OK so once again I've highlighted a couple of noteworthy things here. The first highlighted line,
jne main+97
corresponds with the 'if' statement in the C code, which checks to make sure that the
file was opened successfully.
The jump is taken, because the file was loaded successfully with fopen()
. Immediately afterwards the
application executes the code which was within the 'do' block of the 'do while' loop. The first line is read
from the file with getline()
, and it's then printed to the terminal with printf()
.
After this, the application increments the i
variable, then compares the variable at
rbp-0x10
(the read
variable) with 0xfffffff or -1. If the value isn't -1 then the
application jumps back up to main+97, ready to read another line from the file.
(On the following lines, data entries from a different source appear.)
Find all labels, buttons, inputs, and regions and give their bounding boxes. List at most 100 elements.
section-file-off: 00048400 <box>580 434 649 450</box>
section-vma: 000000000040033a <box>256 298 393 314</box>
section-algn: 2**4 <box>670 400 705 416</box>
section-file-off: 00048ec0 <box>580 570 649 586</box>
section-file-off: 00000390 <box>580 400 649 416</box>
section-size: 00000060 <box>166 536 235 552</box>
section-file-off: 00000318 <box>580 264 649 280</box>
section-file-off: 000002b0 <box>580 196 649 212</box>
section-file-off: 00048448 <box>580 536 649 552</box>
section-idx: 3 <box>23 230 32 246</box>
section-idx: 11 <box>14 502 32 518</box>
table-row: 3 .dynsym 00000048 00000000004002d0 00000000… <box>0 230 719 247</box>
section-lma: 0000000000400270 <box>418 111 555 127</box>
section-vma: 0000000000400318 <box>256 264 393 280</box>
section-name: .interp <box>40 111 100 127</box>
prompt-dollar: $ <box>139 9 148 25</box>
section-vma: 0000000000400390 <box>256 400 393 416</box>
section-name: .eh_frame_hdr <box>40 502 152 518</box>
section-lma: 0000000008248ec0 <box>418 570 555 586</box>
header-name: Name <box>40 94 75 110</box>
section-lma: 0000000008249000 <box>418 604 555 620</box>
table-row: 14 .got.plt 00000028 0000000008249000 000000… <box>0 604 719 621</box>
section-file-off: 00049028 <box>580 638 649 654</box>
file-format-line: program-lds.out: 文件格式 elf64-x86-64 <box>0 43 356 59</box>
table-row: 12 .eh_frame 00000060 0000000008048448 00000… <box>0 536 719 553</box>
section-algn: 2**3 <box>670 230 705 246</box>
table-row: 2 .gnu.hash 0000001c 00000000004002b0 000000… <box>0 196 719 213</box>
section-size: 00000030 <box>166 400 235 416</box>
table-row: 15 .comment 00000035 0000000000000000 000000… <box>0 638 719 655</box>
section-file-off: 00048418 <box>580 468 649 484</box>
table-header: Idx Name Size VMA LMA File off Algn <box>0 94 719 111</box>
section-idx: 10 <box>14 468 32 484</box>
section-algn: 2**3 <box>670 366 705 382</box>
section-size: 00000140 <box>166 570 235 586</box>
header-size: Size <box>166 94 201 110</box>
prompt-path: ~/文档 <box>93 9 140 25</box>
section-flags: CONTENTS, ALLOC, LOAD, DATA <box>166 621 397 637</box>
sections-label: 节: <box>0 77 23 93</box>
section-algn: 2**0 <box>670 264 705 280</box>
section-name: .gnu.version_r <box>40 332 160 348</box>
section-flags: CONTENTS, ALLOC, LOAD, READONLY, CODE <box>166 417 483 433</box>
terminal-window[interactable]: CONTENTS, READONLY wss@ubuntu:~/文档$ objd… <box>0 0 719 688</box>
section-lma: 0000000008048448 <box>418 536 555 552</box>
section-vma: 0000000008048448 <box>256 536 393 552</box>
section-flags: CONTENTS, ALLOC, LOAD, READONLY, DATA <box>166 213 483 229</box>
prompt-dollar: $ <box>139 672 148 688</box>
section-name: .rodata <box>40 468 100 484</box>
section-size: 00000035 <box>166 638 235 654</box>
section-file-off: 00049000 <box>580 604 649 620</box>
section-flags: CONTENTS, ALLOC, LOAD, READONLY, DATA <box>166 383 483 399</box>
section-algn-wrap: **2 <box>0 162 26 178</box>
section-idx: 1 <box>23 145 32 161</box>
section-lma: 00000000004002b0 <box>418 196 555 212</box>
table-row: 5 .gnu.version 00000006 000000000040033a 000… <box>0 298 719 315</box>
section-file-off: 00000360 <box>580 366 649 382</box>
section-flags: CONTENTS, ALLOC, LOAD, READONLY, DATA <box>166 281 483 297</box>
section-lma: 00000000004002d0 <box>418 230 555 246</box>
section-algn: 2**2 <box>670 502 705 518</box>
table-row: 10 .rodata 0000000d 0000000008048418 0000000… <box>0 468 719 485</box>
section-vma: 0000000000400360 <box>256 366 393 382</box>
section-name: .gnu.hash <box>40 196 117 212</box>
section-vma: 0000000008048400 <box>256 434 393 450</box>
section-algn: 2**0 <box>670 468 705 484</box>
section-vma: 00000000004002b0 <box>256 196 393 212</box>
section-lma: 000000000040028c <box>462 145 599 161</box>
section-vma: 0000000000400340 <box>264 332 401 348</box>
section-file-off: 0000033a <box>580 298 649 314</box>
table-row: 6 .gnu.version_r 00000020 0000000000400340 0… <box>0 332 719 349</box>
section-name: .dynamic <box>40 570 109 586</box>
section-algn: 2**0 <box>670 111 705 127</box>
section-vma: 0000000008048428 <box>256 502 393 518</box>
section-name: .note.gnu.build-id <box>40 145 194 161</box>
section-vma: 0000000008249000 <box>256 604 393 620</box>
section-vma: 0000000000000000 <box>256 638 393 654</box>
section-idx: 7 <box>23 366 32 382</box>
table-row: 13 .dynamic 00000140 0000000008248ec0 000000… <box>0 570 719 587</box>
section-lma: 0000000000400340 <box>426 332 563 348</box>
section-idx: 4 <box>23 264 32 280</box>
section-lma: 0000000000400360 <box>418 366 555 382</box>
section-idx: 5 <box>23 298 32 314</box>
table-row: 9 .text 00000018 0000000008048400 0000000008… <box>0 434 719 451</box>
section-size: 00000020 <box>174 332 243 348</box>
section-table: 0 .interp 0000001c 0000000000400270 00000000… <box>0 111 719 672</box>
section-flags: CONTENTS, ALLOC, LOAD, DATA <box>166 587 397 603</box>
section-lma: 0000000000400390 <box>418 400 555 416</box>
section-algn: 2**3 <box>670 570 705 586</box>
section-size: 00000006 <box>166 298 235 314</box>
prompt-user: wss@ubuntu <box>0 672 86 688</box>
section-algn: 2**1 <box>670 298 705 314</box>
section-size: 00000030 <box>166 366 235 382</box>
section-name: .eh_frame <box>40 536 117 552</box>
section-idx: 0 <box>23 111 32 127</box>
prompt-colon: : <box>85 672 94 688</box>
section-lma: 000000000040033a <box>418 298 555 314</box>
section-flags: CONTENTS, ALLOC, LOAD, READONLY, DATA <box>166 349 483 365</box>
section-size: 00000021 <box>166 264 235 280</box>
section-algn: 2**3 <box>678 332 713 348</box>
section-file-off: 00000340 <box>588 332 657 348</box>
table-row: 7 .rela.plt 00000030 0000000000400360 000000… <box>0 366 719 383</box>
It should be clear by now that loops in ASM are basically just intelligent uses of conditional jump statements. Code which jumps to lower addresses is a solid indicator of the presence of a loop, because there aren't many other reasons for an application to jump backwards in code.
The next lesson is going to cover a couple of small gaps in our knowledge, floating point numbers specifically. After this lesson you'll be ready to work through the x64 challenge applications which I've provided!